No one wants to know there are no happy endings.
No one wants to know it doesn’t get better.
It’s sometimes hard to accept that life doesn’t turn out the way you’d hoped for, wished hard for, dreamed big for.
My life? Not a fairy tale, though not a tragedy. I don’t even really remember what I’d dreamed my life would be like. I’m sure I had dreams. Maybe I was just a realistic kid.
My life is pretty o.k. Could I have more money? Could I be less fat? Sure. But I feel consistently satisfied that all’s well. Millionaires and Kardashians aside, I’m still one of the lucky ones.

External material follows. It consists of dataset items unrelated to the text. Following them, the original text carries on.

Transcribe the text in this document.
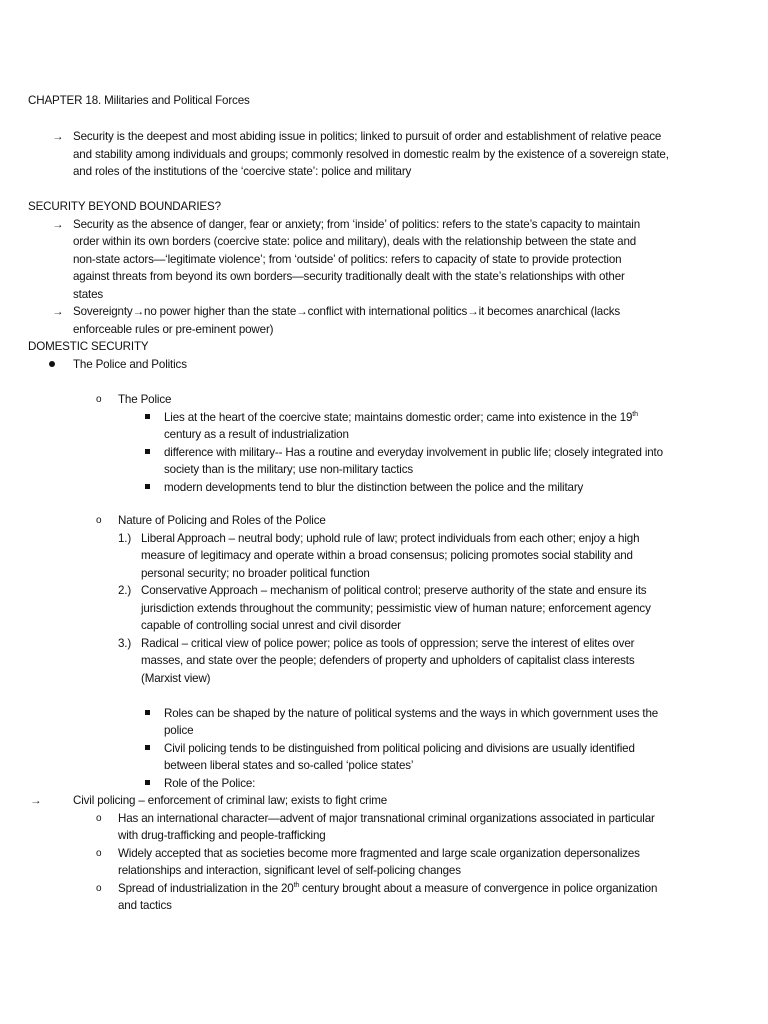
CHAPTER 18. Militaries and Political Forces
→ Security is the deepest and most abiding issue in politics; linked to pursuit of order and establishment of relative peace
and stability among individuals and groups; commonly resolved in domestic realm by the existence of a sovereign state,
and roles of the institutions of the ‘coercive state’: police and military
SECURITY BEYOND BOUNDARIES?
→ Security as the absence of danger, fear or anxiety; from ‘inside’ of politics: refers to the state’s capacity to maintain
order within its own borders (coercive state: police and military), deals with the relationship between the state and
non-state actors—‘legitimate violence’; from ‘outside’ of politics: refers to capacity of state to provide protection
against threats from beyond its own borders—security traditionally dealt with the state’s relationships with other
states
→ Sovereignty→no power higher than the state→conflict with international politics→it becomes anarchical (lacks
enforceable rules or pre-eminent power)
DOMESTIC SECURITY
The Police and Politics
o The Police
Lies at the heart of the coercive state; maintains domestic order; came into existence in the 19th
century as a result of industrialization
difference with military-- Has a routine and everyday involvement in public life; closely integrated into
society than is the military; use non-military tactics
modern developments tend to blur the distinction between the police and the military
o Nature of Policing and Roles of the Police
1.) Liberal Approach – neutral body; uphold rule of law; protect individuals from each other; enjoy a high
measure of legitimacy and operate within a broad consensus; policing promotes social stability and
personal security; no broader political function
2.) Conservative Approach – mechanism of political control; preserve authority of the state and ensure its
jurisdiction extends throughout the community; pessimistic view of human nature; enforcement agency
capable of controlling social unrest and civil disorder
3.) Radical – critical view of police power; police as tools of oppression; serve the interest of elites over
masses, and state over the people; defenders of property and upholders of capitalist class interests
(Marxist view)
Roles can be shaped by the nature of political systems and the ways in which government uses the
police
Civil policing tends to be distinguished from political policing and divisions are usually identified
between liberal states and so-called ‘police states’
Role of the Police:
→	Civil policing – enforcement of criminal law; exists to fight crime
o Has an international character—advent of major transnational criminal organizations associated in particular
with drug-trafficking and people-trafficking
o Widely accepted that as societies become more fragmented and large scale organization depersonalizes
relationships and interaction, significant level of self-policing changes
o Spread of industrialization in the 20th century brought about a measure of convergence in police organization
and tactics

How does one handle feeling more blessed than others? Should we be grateful all the time? Should we feel guilty? How do we channel our blessings and guilt into supporting others, without condescension?
This may seem like a first-world problem, but I see it happening for a lot of people. They try to live a life of giving, but it sometimes gets shouted down by others who write them off as disingenuous, and worse, privileged.

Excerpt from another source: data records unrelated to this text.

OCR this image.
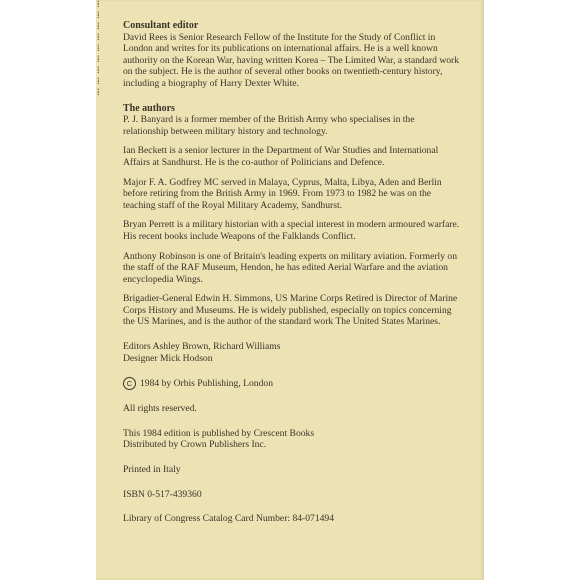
⁞
⁞
⁞
⁞
⁞
⁞
⁞
⁞
⁞

Consultant editor

David Rees is Senior Research Fellow of the Institute for the Study of Conflict in London and writes for its publications on international affairs. He is a well known authority on the Korean War, having written Korea – The Limited War, a standard work on the subject. He is the author of several other books on twentieth-century history, including a biography of Harry Dexter White.

The authors

P. J. Banyard is a former member of the British Army who specialises in the relationship between military history and technology.

Ian Beckett is a senior lecturer in the Department of War Studies and International Affairs at Sandhurst. He is the co-author of Politicians and Defence.

Major F. A. Godfrey MC served in Malaya, Cyprus, Malta, Libya, Aden and Berlin before retiring from the British Army in 1969. From 1973 to 1982 he was on the teaching staff of the Royal Military Academy, Sandhurst.

Bryan Perrett is a military historian with a special interest in modern armoured warfare. His recent books include Weapons of the Falklands Conflict.

Anthony Robinson is one of Britain's leading experts on military aviation. Formerly on the staff of the RAF Museum, Hendon, he has edited Aerial Warfare and the aviation encyclopedia Wings.

Brigadier-General Edwin H. Simmons, US Marine Corps Retired is Director of Marine Corps History and Museums. He is widely published, especially on topics concerning the US Marines, and is the author of the standard work The United States Marines.

Editors Ashley Brown, Richard Williams

Designer Mick Hodson

C 1984 by Orbis Publishing, London

All rights reserved.

This 1984 edition is published by Crescent Books

Distributed by Crown Publishers Inc.

Printed in Italy

ISBN 0-517-439360

Library of Congress Catalog Card Number: 84-071494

Helping others isn’t that easy, because it isn’t always easy to accept ‘help’. Yes, there is distrust, there is fear. And yes, there is the tug and pull of bravery and humility that are required in asking for and/or receiving help.

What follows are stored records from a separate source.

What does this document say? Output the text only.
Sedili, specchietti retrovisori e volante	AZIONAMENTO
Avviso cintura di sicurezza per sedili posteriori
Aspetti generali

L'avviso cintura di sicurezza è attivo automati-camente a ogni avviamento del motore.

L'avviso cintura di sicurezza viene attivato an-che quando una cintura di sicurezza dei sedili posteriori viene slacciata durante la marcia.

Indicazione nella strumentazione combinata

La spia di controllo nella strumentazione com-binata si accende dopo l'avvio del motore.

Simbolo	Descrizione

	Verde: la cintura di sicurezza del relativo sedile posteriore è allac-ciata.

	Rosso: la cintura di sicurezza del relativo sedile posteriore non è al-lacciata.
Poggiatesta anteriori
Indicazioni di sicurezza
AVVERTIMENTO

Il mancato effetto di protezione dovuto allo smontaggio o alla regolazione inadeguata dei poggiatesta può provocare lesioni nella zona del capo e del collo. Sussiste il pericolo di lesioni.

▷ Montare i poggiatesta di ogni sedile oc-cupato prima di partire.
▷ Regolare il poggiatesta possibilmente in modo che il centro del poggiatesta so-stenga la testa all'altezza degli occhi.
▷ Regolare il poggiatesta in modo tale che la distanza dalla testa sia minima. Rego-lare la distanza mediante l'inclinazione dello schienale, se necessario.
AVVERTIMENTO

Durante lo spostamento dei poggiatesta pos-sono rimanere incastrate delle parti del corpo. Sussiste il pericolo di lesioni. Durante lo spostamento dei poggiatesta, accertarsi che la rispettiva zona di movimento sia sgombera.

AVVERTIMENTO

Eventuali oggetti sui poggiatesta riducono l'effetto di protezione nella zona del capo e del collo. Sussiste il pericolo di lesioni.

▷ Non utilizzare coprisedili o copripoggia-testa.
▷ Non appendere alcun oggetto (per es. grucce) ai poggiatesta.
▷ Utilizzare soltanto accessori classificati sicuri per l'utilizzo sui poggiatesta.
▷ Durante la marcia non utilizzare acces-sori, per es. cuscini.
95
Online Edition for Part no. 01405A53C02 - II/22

There can be a lot of pressure on the giver as well. Yes, the very fact of a giver’s economic circumstance can undercut all possible goodwill they have to offer. Working in the nonprofit/community-based trenches as I do, I see it’s disheartening for some. I’m extremely lucky to be able to witness that there are many who stay in the struggle. They keep working at facilitating, not directing, and at being a partner, not a savior.
Me? I’m still lucky. Plentiful food in my plentiful belly. All the comforts of home to welcome me at the end of each day. I work hard for my modest money, but I work hardest at not taking things for granted.